Very meh. They disabled a lot of whatever it was that made the mobile version evil (as @Left_Empty notes). I didn’t spend a dime on any thing and didn’t feel the need to for progression’s sake.

But it’s a mediocre game, with lesser systems relative to the property it game from. There was some ugly RNG in there too. e.g. the game gives you, as a plot reward at some point, a higher tier hero for your party. This hero can level up farther because of that tier. But there was RNG in his stats/certain abilities and it swung him from being “good for awhile, but replaceable” to “one of the best party members you could hope for” or somesuch and that was a one-time roll. You could live without the uber-version or whatever. But it was silly that this could happen.

That’s good to hear. (Maybe that’s standard for most modern roguelikes?) I’m putting it back on my maybe list.

Why was it off your ‘maybe’ list?

No idea anymore. Probably too many roguelikes as it is.

Thanks for the impressions, guys.

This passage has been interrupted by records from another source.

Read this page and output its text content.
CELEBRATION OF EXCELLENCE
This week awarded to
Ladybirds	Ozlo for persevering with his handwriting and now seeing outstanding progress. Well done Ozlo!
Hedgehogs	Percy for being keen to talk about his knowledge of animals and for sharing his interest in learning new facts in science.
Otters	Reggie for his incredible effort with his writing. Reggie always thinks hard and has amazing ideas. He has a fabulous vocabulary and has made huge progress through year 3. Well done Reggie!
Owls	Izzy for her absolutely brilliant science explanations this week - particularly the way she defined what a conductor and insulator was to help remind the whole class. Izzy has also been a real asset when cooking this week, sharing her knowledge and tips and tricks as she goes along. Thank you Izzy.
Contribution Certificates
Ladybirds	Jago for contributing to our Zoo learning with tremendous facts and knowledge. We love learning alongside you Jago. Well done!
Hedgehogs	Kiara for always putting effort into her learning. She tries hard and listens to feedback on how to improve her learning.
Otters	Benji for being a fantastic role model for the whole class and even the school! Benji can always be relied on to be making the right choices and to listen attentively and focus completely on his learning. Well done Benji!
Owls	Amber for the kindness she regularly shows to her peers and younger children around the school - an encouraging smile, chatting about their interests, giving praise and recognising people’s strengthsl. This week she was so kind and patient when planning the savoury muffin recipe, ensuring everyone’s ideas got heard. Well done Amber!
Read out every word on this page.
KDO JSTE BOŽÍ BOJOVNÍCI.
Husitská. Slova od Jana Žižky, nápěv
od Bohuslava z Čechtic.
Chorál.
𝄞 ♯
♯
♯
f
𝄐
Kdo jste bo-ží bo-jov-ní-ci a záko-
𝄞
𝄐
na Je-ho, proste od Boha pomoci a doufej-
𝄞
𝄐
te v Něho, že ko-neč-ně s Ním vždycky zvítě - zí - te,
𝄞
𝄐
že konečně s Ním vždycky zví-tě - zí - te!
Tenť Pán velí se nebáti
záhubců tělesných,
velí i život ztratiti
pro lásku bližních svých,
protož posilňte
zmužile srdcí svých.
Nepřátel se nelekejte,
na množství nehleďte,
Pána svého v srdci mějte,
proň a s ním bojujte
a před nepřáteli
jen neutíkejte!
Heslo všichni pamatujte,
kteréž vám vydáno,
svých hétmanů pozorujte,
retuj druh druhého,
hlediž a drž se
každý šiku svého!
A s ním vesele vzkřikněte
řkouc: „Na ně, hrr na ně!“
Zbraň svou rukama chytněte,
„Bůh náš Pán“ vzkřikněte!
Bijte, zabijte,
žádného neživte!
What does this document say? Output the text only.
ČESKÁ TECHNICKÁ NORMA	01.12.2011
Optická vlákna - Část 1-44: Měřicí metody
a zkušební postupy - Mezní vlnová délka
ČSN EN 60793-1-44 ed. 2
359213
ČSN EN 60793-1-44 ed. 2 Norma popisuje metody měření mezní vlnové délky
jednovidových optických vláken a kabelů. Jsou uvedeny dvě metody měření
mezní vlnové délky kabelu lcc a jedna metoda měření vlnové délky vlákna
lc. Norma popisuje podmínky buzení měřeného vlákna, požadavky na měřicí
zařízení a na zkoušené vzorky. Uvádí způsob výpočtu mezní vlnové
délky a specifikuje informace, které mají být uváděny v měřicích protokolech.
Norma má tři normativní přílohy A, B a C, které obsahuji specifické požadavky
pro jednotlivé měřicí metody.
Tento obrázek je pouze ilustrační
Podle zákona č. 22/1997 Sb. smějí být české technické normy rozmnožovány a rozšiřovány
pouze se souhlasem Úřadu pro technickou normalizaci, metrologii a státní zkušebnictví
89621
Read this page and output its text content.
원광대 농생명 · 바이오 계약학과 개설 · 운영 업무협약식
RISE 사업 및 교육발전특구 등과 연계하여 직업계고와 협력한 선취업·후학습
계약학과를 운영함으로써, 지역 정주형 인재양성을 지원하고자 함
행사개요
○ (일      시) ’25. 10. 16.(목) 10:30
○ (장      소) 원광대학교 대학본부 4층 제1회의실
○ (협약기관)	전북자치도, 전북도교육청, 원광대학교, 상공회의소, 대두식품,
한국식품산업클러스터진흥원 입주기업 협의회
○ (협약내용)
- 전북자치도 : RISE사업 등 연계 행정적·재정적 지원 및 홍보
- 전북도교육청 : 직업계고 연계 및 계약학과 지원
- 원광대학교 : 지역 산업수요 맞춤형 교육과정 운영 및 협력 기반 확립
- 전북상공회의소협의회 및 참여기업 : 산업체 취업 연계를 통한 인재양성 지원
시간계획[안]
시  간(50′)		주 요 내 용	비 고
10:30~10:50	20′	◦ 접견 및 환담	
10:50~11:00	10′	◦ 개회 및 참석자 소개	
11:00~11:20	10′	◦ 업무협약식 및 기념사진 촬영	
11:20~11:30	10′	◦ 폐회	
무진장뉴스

I finally pulled the trigger --it was just too damn cheap-- after lowering my expectations to “casual RNG-heavy RPG-lite diversion banking on the name of a venerable franchise”.

Has anyone talked about In Celebration of Violence? It’s excellent and only $5.99 for the next 40 hours. Be warned, though, that this game will not hold your hand, which is awesome, because the discovery is one aspect that makes the game so satisfying. From the dev:

Before I do all the marketing stuff below I want to get the basics out of the way. This is like if The Binding of Isaac and Dark Souls got smushed together. And Rogue Legacy is is there too. Also Hammerwatch. The combat is weighty and deliberate, the story is vague and largely nonexistent. A successful run through one of the branching paths could take three hours.

In Celebration of Violence is meticulously unclear. The most you get are the basic controls. All other items, secrets, and mechanics are up to you to decipher. It is difficult, and much of the challenge comes from figuring out the systems at play. Thanks for the interest in my game, I hope you get a chance to play :)

If that bit entices you, read the entire Steam page to fully understand what this game offers. It’s an absolute steal for $5.99!